Here’s the real version:

Put money into a broad, diversified fund — something like a global index fund or a UK multi‑asset fund — and keep adding to it.
That’s basically the whole thing.

It sounds almost too simple, but simplicity is the point. Over the last 50 years, global markets have returned roughly 8–10% a year on average, despite recessions, inflation spikes, political chaos — everything. The world is messy. Markets still rise over time.

And here’s the part people forget: the winners aren’t the clever ones. They’re the consistent ones.

One of my old colleagues put £150 a month into a global fund from age 25. Never increased it. Never tinkered. Never tried to “be smart.” He retired at 55. He set up a system and left it alone.

Why this works (in plain English)

  • Diversification means you’re not betting on any one company.
  • Compounding means your money earns money, and then that money earns money.
  • Markets rise more often than they fall — roughly 75% of years have been positive over the last century.

Put those three things together and you don’t need to be clever.
You just need to stay invested.

The actual strategy

  • Pick a broad fund.
  • Put it in an ISA or pension so you’re not handing chunks of it to HMRC.
  • Set up a monthly payment.
  • Increase it when your salary goes up.
  • Once a year, check everything still looks normal.
  • Then leave it alone.

That’s your two hours.

You don’t need to pick stocks.
You don’t need to watch the news.
You don’t need to time the market.
You don’t need to read charts.
You don’t need to become the kind of person who says “macro environment” in casual conversation.

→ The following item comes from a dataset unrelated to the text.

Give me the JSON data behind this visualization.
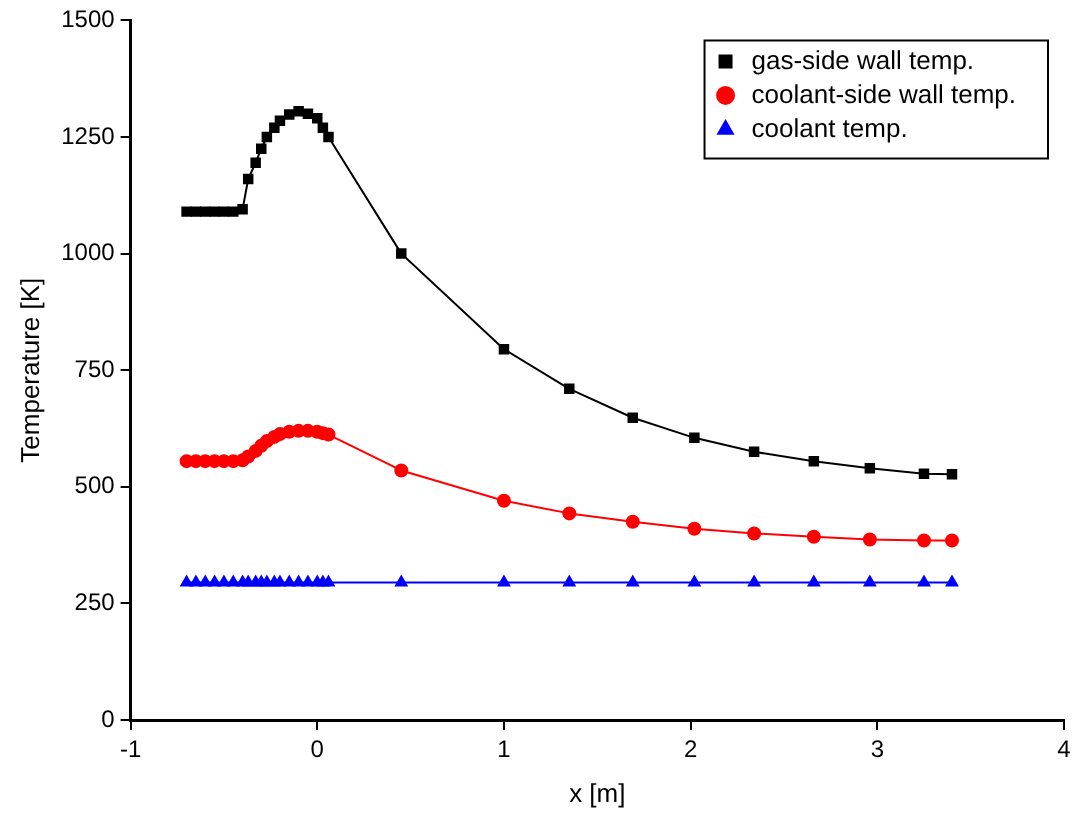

Most people lose money because they panic when things drop or get greedy when things rise. Automation stops you doing both. It removes you from the equation — which is usually an upgrade.

This approach won’t make you feel clever. It won’t give you dramatic stories to tell at dinner parties. But it will quietly build wealth in the background while you get on with your actual life.

If you’re a busy UK professional, this is the only investment plan you’ll realistically stick to. And sticking to it is what matters.

Set it up. Forget about it. Let time do the heavy lifting.
Two hours a year. That’s all it takes.